En ese escenario la Corte se manifiesta sobre temas fundamentales como el derecho al aborto, derechos de las minorías, matrimonio homosexual, discriminación racial, vigencia de la pena de muerte o posesión de armas de fuego, entre otras.

La Corte efectúa una temporada de sesiones al año que va del primer lunes de octubre a los últimos días de junio.

Para presentarse ante la Suprema Corte un abogado debe presentar un cuestionamiento sobre la constitucionalidad de una decisión de un tribunal inferior.

Los nueve jueces son soberanos para decidir los temas que analizarán.
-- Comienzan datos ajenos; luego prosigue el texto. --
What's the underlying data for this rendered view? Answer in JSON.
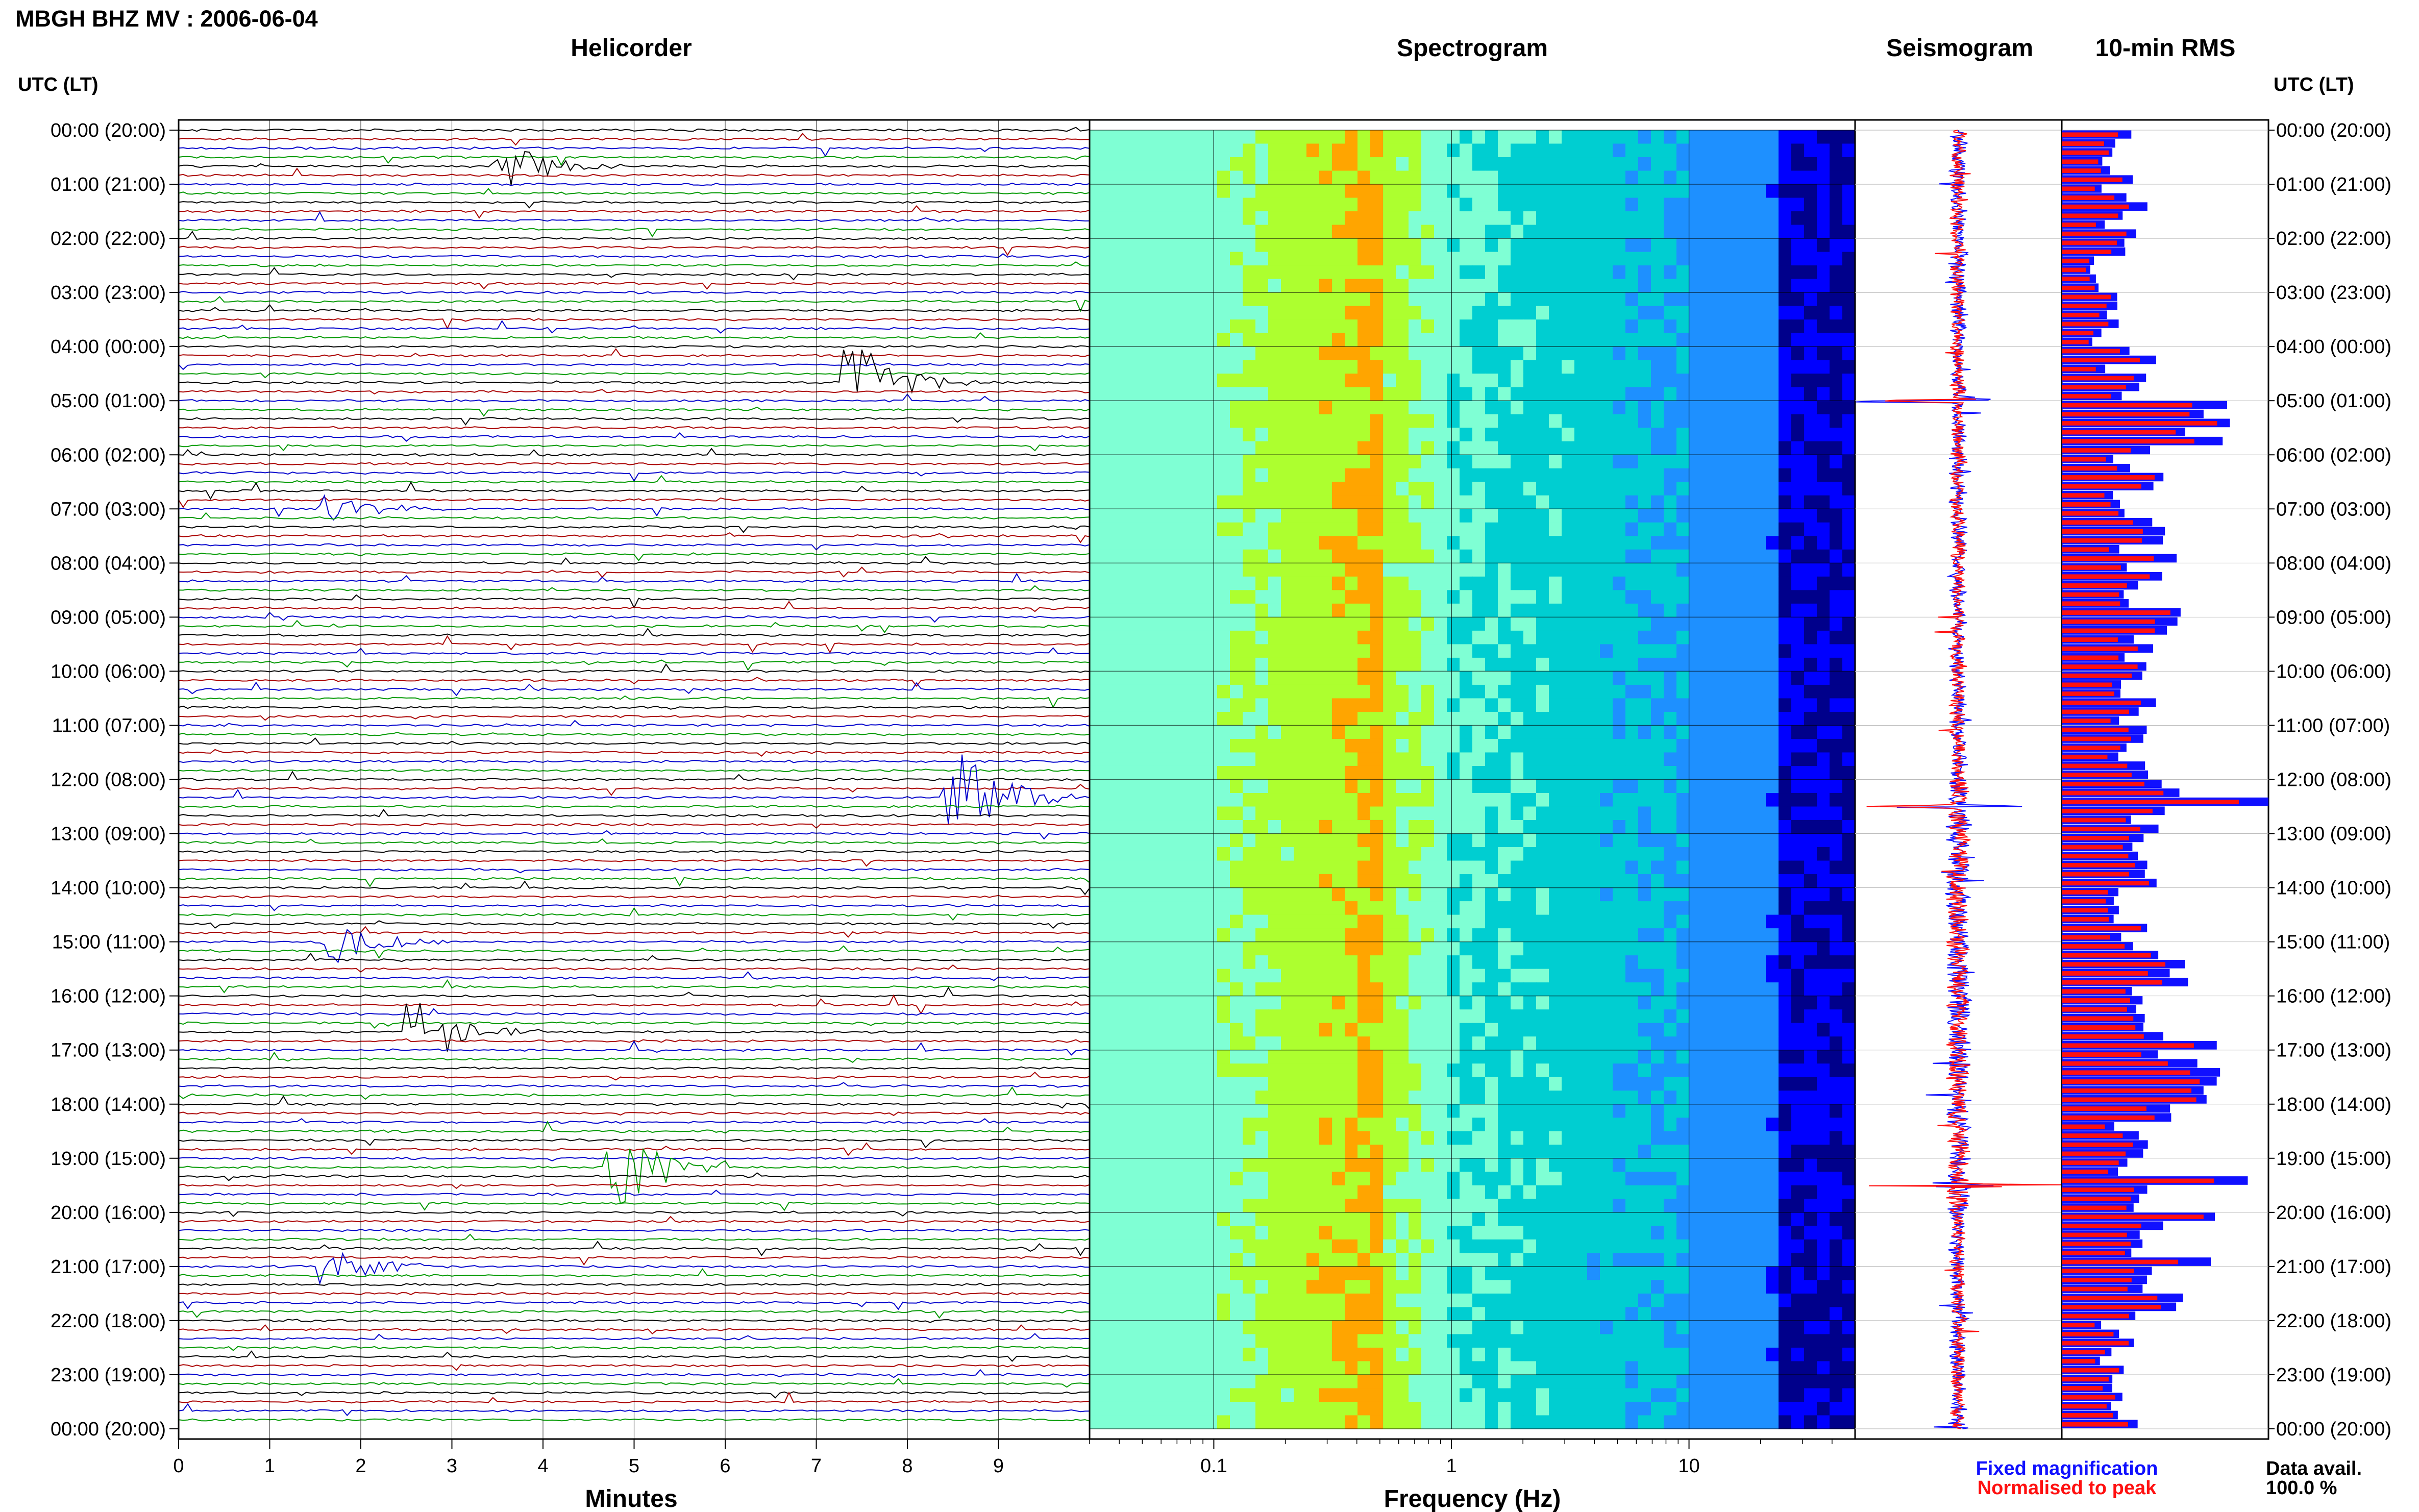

Por ello, de los miles de pedidos que recibe a cada año, la Corte apenas analiza alrededor de 80 por temporada.

Una vez que los jueces aceptan una demanda, las partes son invitadas a presentar sus argumentos por escrito y posteriormente esas partes participan de una audiencia en la que responden preguntas.

Cuando la Corte se expide mediante el voto, uno de los jueces del bloque mayoritario es encargado de redactar el texto de la decisión, y los jueces del bloque minoritario pueden publicar una "opinión de disenso".

En esos casos, la Corte Suprema divulga el resultado de cada votación, lo que permite conocer la posición de cada uno de los jueces.

La Corte también puede decidir anular una decisión emanada de una jurisdicción inferior y pedirle un nuevo examen de un caso específico.

También puede analizar pedidos de urgencia, como ocurre en casos de ejecuciones de la pena capital.

De acuerdo con varios estudios, la confianza de los estadounidenses en la Suprema Corte ha sufrido una clara erosión.

Esto ha ocurrido más claramente después del caos en que se convirtió la elección presidencial de 2000, marcada por la confusión en el conteo de los votos en el estado de Florida.

La Corte Suprema falló en favor de George Bush, declarado ganador de la elección, en detrimento de Al Gore.